Everyone suffered some form of equipment failure that day, but only Grubb’s ‘mechanicals’ were the result of enemy action. He returned home chuntering bitterly about ‘the Continentals’ and their beastly ways: ‘They would stick an inflator in your spokes as soon as look at you.’ Disi
llusionment was instant and impressively profound: after an eleven-hour career as a professional cyclist, Grubb retired – aware that having returned his amateur licence, this meant he would never be able to compete in any sort of race ever again. Instead, he set himself up as a lightweight frame designer and builder. ‘At first he struggled in business due to his unlikeable character,’ records one online authority, but Freddie Grubb bikes were still being sold in the late Seventies.
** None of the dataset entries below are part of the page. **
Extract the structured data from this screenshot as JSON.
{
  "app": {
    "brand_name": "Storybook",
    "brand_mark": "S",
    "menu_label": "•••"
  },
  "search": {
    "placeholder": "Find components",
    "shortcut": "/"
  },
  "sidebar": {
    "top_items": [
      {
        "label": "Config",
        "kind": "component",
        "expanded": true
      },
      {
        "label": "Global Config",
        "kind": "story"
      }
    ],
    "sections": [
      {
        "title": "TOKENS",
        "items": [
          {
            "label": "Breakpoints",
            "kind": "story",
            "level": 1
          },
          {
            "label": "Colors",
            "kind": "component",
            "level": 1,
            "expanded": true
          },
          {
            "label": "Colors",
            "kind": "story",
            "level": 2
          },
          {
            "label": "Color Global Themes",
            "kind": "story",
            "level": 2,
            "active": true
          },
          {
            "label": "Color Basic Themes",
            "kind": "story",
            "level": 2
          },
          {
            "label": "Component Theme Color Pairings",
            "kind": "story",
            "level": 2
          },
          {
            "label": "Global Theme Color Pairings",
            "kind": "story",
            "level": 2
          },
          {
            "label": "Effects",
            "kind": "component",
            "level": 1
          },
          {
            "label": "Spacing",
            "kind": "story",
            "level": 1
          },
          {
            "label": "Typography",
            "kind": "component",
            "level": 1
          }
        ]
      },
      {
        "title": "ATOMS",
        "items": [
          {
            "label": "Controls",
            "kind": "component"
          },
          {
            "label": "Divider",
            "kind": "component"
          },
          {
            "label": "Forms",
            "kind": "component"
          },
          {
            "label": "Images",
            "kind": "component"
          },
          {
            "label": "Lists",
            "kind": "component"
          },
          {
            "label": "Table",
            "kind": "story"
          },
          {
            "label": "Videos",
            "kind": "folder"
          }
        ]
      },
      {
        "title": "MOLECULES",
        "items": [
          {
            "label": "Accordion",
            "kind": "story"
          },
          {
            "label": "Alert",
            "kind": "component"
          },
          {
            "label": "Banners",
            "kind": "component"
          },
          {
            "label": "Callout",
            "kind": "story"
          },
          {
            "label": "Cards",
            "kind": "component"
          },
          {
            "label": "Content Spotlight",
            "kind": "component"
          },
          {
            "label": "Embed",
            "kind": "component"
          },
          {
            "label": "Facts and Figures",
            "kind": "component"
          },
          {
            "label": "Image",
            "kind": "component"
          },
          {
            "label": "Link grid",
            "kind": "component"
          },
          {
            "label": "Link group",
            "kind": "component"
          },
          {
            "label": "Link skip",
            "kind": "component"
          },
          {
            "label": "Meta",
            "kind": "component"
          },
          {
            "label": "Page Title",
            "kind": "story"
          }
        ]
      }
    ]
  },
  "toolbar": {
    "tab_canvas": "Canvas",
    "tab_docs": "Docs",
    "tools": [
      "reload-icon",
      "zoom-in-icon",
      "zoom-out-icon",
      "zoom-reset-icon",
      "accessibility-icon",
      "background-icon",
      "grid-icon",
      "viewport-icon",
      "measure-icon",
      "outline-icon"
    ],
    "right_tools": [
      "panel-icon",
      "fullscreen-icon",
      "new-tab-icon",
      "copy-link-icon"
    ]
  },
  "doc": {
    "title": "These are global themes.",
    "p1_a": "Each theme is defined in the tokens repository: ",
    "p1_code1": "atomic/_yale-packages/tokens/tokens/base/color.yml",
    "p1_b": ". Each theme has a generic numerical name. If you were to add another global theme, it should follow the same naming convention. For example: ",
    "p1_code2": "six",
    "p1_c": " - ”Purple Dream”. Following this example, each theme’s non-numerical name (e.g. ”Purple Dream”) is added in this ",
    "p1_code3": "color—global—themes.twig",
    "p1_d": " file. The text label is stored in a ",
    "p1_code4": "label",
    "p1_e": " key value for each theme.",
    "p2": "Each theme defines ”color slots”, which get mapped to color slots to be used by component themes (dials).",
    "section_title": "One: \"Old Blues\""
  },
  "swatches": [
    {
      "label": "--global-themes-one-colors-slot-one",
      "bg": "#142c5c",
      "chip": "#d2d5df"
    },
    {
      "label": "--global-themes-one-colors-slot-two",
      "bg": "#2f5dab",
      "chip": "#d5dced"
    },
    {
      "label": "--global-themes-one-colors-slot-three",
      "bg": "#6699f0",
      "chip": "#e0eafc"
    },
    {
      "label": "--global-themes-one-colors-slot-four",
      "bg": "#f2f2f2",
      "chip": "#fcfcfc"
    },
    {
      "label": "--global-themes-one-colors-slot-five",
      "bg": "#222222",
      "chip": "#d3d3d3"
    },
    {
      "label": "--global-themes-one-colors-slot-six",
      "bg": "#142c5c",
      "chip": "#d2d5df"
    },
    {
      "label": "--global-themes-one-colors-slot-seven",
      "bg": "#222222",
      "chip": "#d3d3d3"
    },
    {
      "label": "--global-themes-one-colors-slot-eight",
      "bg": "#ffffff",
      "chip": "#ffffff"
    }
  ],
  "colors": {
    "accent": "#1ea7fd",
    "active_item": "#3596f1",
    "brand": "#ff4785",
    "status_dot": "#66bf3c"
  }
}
I toasted Friendless Freddie with a Sambuca – along with that burger, it’s what he wouldn’t have wanted – then walked back through a delicate sprinkling of raindrops. In the alley behind the hotel I passed an alfresco mass, or possibly some foully Satanic call to arms, being delivered by a droning little baldy to a semicircle of shiny-eyed acolytes. I pressed awkwardly through the chanting throng, wondering how Alfonso Calzolari would have interpreted this manifestly significant episode. Unusually devout and superstitious even by native standards, two days before the race began Fonso had visited a Bologna prophetess, miracle healer and all-round holy superwoman named Sampira. Placing her hands on his head, Sampira announced that great glory lay ahead for their hometown: its archbishop would be the next Pope and its recently founded football team would win the national championship.